Y a-t-il attestation plus certaine qu’un jour nous avons été heureux ? Que le temps n’est pas toujours à la peine, et que l’existence a ses moments de paix ? Les photos, nous faisant osciller entre espoirs et regrets, sont plus que des images, ce sont des instantanés, parfois de véritables clichés du bonheur, pris sur le vif, sans trucage ni falsification. Il n’y a pas plus réaliste que cette restitution momentanée du passé.
Mais qui, en même temps, n’a pas été pris de doute, n’a pas parfois ironisé à propos de la valeur de ces souvenirs et de leur authenticité ? Le passé revient en images, et pourtant elles semblent mentir. Elles restituent en déformant, en embellissant, en transfigurant. Que se passe-t-il ? Les photos-reflets sont des miroirs grossissants, mensongers. Peut-être serrent-elles le cœur parce qu’elles font rêver davantage à ce qui précisément ne s’est pas passé…
Ce qui n’est jamais arrivé en effet, c’est cette sorte d’état d’insensibilité dans lequel un être s’apparaît toujours au passé. Car il y a une chose qui ne peut être représentée, c’est sa volonté, ce qui à chaque moment de l’existence ouvre un désir, crée une attente, emplit de troubles et asservit le sujet. Le passé semble toujours plus radieux parce qu’alors chacun s’apparaît affranchi, délivré, comme dit Schopenhauer, de cet infini torrent du vouloir, de cette oppression humiliante de la volonté…
L’individu oublie au présent les volontés, aujourd’hui remplacées par d’autres, qui l’enchaînaient dans le passé, et c’est ainsi qu’il croit toujours être plus heureux avant qu’après.
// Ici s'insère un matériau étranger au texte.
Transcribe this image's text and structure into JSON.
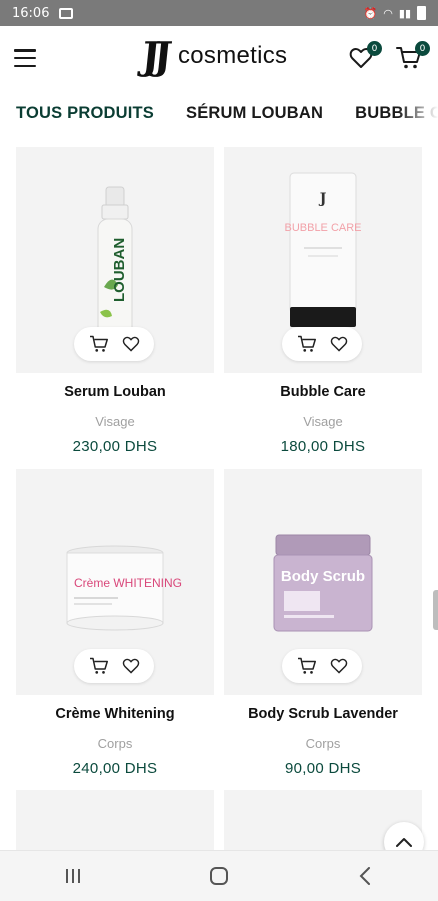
{
  "status_bar": {
    "time": "16:06"
  },
  "header": {
    "logo_mark": "JJ",
    "logo_text": "cosmetics",
    "wishlist_count": "0",
    "cart_count": "0",
    "accent_color": "#0b4a3d"
  },
  "tabs": [
    {
      "label": "TOUS PRODUITS"
    },
    {
      "label": "SÉRUM LOUBAN"
    },
    {
      "label": "BUBBLE C/"
    }
  ],
  "products": [
    {
      "name": "Serum Louban",
      "category": "Visage",
      "price": "230,00 DHS",
      "image_label": "LOUBAN"
    },
    {
      "name": "Bubble Care",
      "category": "Visage",
      "price": "180,00 DHS",
      "image_label": "BUBBLE CARE"
    },
    {
      "name": "Crème Whitening",
      "category": "Corps",
      "price": "240,00 DHS",
      "image_label": "Crème WHITENING"
    },
    {
      "name": "Body Scrub Lavender",
      "category": "Corps",
      "price": "90,00 DHS",
      "image_label": "Body Scrub"
    }
  ]
}
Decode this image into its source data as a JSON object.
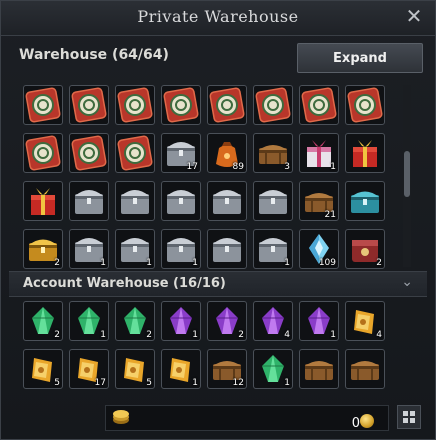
{
  "window": {
    "title": "Private Warehouse",
    "close_icon": "close-icon"
  },
  "warehouse": {
    "title": "Warehouse (64/64)",
    "expand_label": "Expand",
    "slots": [
      {
        "icon": "emblem-card",
        "qty": ""
      },
      {
        "icon": "emblem-card",
        "qty": ""
      },
      {
        "icon": "emblem-card",
        "qty": ""
      },
      {
        "icon": "emblem-card",
        "qty": ""
      },
      {
        "icon": "emblem-card",
        "qty": ""
      },
      {
        "icon": "emblem-card",
        "qty": ""
      },
      {
        "icon": "emblem-card",
        "qty": ""
      },
      {
        "icon": "emblem-card",
        "qty": ""
      },
      {
        "icon": "emblem-card",
        "qty": ""
      },
      {
        "icon": "emblem-card",
        "qty": ""
      },
      {
        "icon": "emblem-card",
        "qty": ""
      },
      {
        "icon": "silver-chest",
        "qty": "17"
      },
      {
        "icon": "orange-pouch",
        "qty": "89"
      },
      {
        "icon": "wooden-chest",
        "qty": "3"
      },
      {
        "icon": "pink-gift-box",
        "qty": "1"
      },
      {
        "icon": "red-gift-box",
        "qty": ""
      },
      {
        "icon": "red-gift-box",
        "qty": ""
      },
      {
        "icon": "silver-chest",
        "qty": ""
      },
      {
        "icon": "silver-chest",
        "qty": ""
      },
      {
        "icon": "silver-chest",
        "qty": ""
      },
      {
        "icon": "silver-chest",
        "qty": ""
      },
      {
        "icon": "silver-chest",
        "qty": ""
      },
      {
        "icon": "wooden-chest",
        "qty": "21"
      },
      {
        "icon": "teal-chest",
        "qty": ""
      },
      {
        "icon": "gold-chest",
        "qty": "2"
      },
      {
        "icon": "silver-chest",
        "qty": "1"
      },
      {
        "icon": "silver-chest",
        "qty": "1"
      },
      {
        "icon": "silver-chest",
        "qty": "1"
      },
      {
        "icon": "silver-chest",
        "qty": ""
      },
      {
        "icon": "silver-chest",
        "qty": "1"
      },
      {
        "icon": "blue-crystal",
        "qty": "109"
      },
      {
        "icon": "red-box",
        "qty": "2"
      }
    ]
  },
  "account_warehouse": {
    "title": "Account Warehouse (16/16)",
    "slots": [
      {
        "icon": "green-gem",
        "qty": "2"
      },
      {
        "icon": "green-gem",
        "qty": "1"
      },
      {
        "icon": "green-gem",
        "qty": "2"
      },
      {
        "icon": "purple-gem",
        "qty": "1"
      },
      {
        "icon": "purple-gem",
        "qty": "2"
      },
      {
        "icon": "purple-gem",
        "qty": "4"
      },
      {
        "icon": "purple-gem",
        "qty": "1"
      },
      {
        "icon": "gold-scroll",
        "qty": "4"
      },
      {
        "icon": "gold-scroll",
        "qty": "5"
      },
      {
        "icon": "gold-scroll",
        "qty": "17"
      },
      {
        "icon": "gold-scroll",
        "qty": "5"
      },
      {
        "icon": "gold-scroll",
        "qty": "1"
      },
      {
        "icon": "wooden-chest",
        "qty": "12"
      },
      {
        "icon": "green-gem",
        "qty": "1"
      },
      {
        "icon": "wooden-chest",
        "qty": ""
      },
      {
        "icon": "wooden-chest",
        "qty": ""
      }
    ]
  },
  "footer": {
    "coin_amount": "0",
    "coin_icon": "coin-icon",
    "deposit_icon": "coin-stack-icon",
    "grid_icon": "grid-view-icon"
  }
}
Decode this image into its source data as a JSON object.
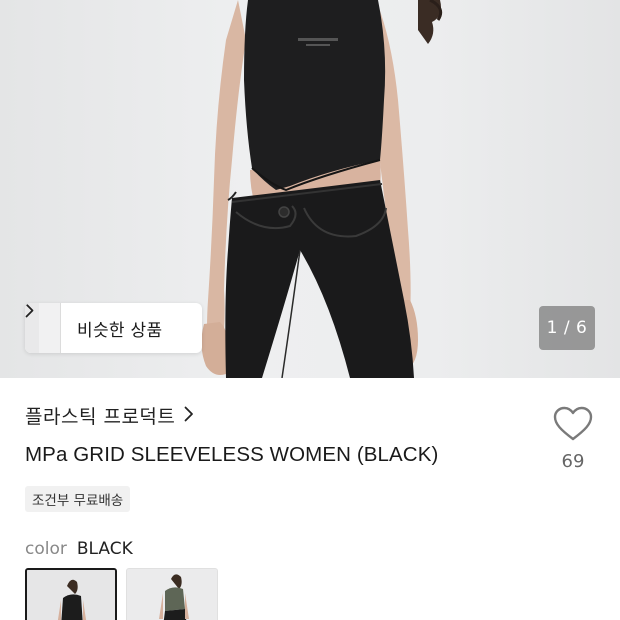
{
  "gallery": {
    "similar_label": "비슷한 상품",
    "pager": "1 / 6"
  },
  "product": {
    "brand": "플라스틱 프로덕트",
    "title": "MPa GRID SLEEVELESS WOMEN (BLACK)",
    "likes": "69",
    "shipping_badge": "조건부 무료배송"
  },
  "options": {
    "color_label": "color",
    "color_value": "BLACK",
    "swatches": [
      "black",
      "khaki"
    ]
  },
  "icons": [
    "chevron-right-icon",
    "heart-icon"
  ],
  "colors": {
    "pager_bg": "#787878",
    "badge_bg": "#f1f1f1",
    "selected_border": "#1a1a1a"
  }
}
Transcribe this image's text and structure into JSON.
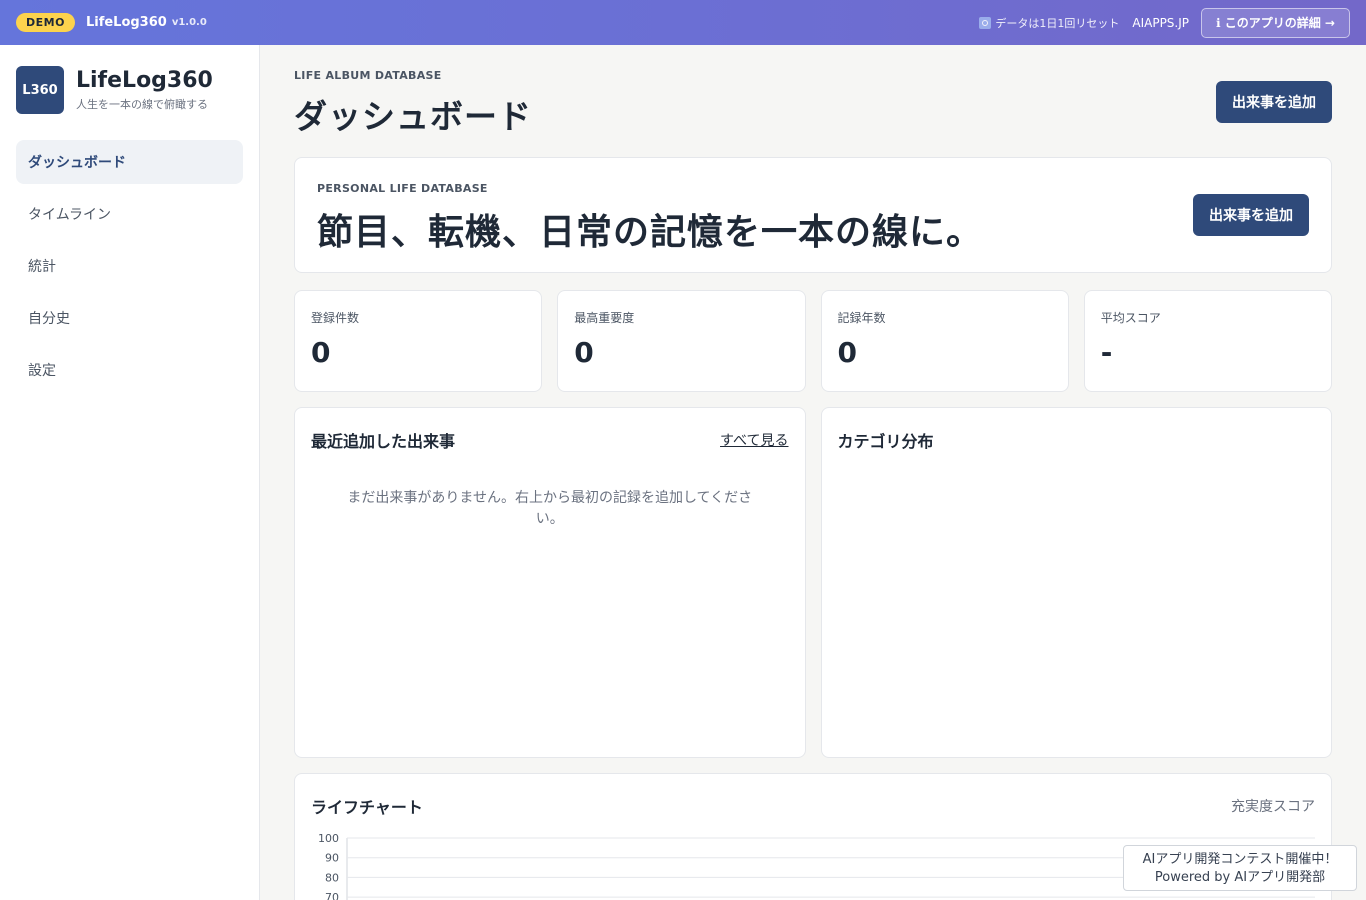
{
  "topbar": {
    "demo_badge": "DEMO",
    "app_name": "LifeLog360",
    "version": "v1.0.0",
    "reset_note": "データは1日1回リセット",
    "site_link": "AIAPPS.JP",
    "about_button": "ℹ このアプリの詳細 →"
  },
  "sidebar": {
    "logo": "L360",
    "title": "LifeLog360",
    "subtitle": "人生を一本の線で俯瞰する",
    "items": [
      {
        "label": "ダッシュボード",
        "active": true
      },
      {
        "label": "タイムライン"
      },
      {
        "label": "統計"
      },
      {
        "label": "自分史"
      },
      {
        "label": "設定"
      }
    ]
  },
  "header": {
    "eyebrow": "LIFE ALBUM DATABASE",
    "title": "ダッシュボード",
    "add_button": "出来事を追加"
  },
  "hero": {
    "eyebrow": "PERSONAL LIFE DATABASE",
    "title": "節目、転機、日常の記憶を一本の線に。",
    "add_button": "出来事を追加"
  },
  "stats": [
    {
      "label": "登録件数",
      "value": "0"
    },
    {
      "label": "最高重要度",
      "value": "0"
    },
    {
      "label": "記録年数",
      "value": "0"
    },
    {
      "label": "平均スコア",
      "value": "-"
    }
  ],
  "recent": {
    "title": "最近追加した出来事",
    "see_all": "すべて見る",
    "empty": "まだ出来事がありません。右上から最初の記録を追加してください。"
  },
  "category": {
    "title": "カテゴリ分布"
  },
  "life_chart": {
    "title": "ライフチャート",
    "subtitle": "充実度スコア"
  },
  "chart_data": {
    "type": "line",
    "title": "ライフチャート",
    "ylabel": "充実度スコア",
    "y_ticks": [
      100,
      90,
      80,
      70
    ],
    "ylim": [
      0,
      100
    ],
    "series": [],
    "grid": true
  },
  "contest": {
    "line1": "AIアプリ開発コンテスト開催中！",
    "line2": "Powered by AIアプリ開発部"
  }
}
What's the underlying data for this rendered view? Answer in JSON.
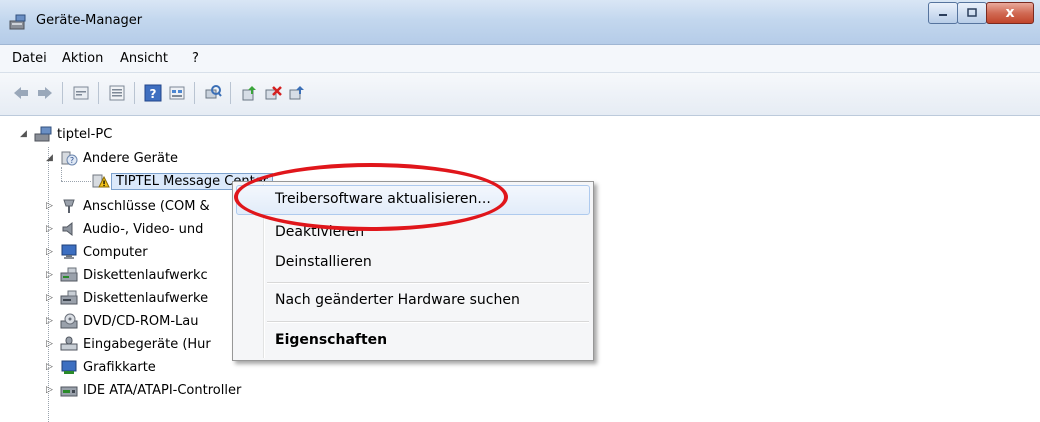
{
  "window": {
    "title": "Geräte-Manager",
    "app_icon": "device-manager-icon",
    "controls": {
      "close_glyph": "x"
    }
  },
  "menu": {
    "items": [
      "Datei",
      "Aktion",
      "Ansicht",
      "?"
    ]
  },
  "toolbar": {
    "buttons": [
      "back-arrow-icon",
      "forward-arrow-icon",
      "properties-icon",
      "list-view-icon",
      "help-icon",
      "resource-view-icon",
      "scan-hardware-icon",
      "update-driver-icon",
      "uninstall-icon",
      "enable-device-icon"
    ]
  },
  "tree": {
    "root": "tiptel-PC",
    "nodes": [
      {
        "label": "Andere Geräte",
        "icon": "unknown-device-category-icon",
        "expanded": true
      },
      {
        "label": "TIPTEL Message Center",
        "icon": "warning-device-icon",
        "selected": true
      },
      {
        "label": "Anschlüsse (COM &",
        "icon": "ports-icon"
      },
      {
        "label": "Audio-, Video- und",
        "icon": "audio-icon"
      },
      {
        "label": "Computer",
        "icon": "computer-icon"
      },
      {
        "label": "Diskettenlaufwerkc",
        "icon": "floppy-controller-icon"
      },
      {
        "label": "Diskettenlaufwerke",
        "icon": "floppy-drive-icon"
      },
      {
        "label": "DVD/CD-ROM-Lau",
        "icon": "dvd-icon"
      },
      {
        "label": "Eingabegeräte (Hur",
        "icon": "input-device-icon"
      },
      {
        "label": "Grafikkarte",
        "icon": "display-adapter-icon"
      },
      {
        "label": "IDE ATA/ATAPI-Controller",
        "icon": "ide-controller-icon"
      }
    ]
  },
  "context_menu": {
    "items": [
      {
        "label": "Treibersoftware aktualisieren...",
        "hover": true
      },
      {
        "label": "Deaktivieren"
      },
      {
        "label": "Deinstallieren"
      },
      {
        "label": "Nach geänderter Hardware suchen"
      },
      {
        "label": "Eigenschaften",
        "bold": true
      }
    ]
  },
  "colors": {
    "highlight_ellipse": "#e0161b",
    "selection": "#dbe9fb",
    "titlebar": "#c3d7ee"
  }
}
Il n’a plus que le souvenir objectif en tête, et le mensonge de l’image passée consiste alors à masquer la dimension subjective de toute réalité éprouvée.
La grande manière au présent de se délivrer de sa subjectivité, c’est de contempler toutes ces images en esthète : non pas retrouver ce qui fut bon, mais chercher ce qui par-delà le temps reste beau.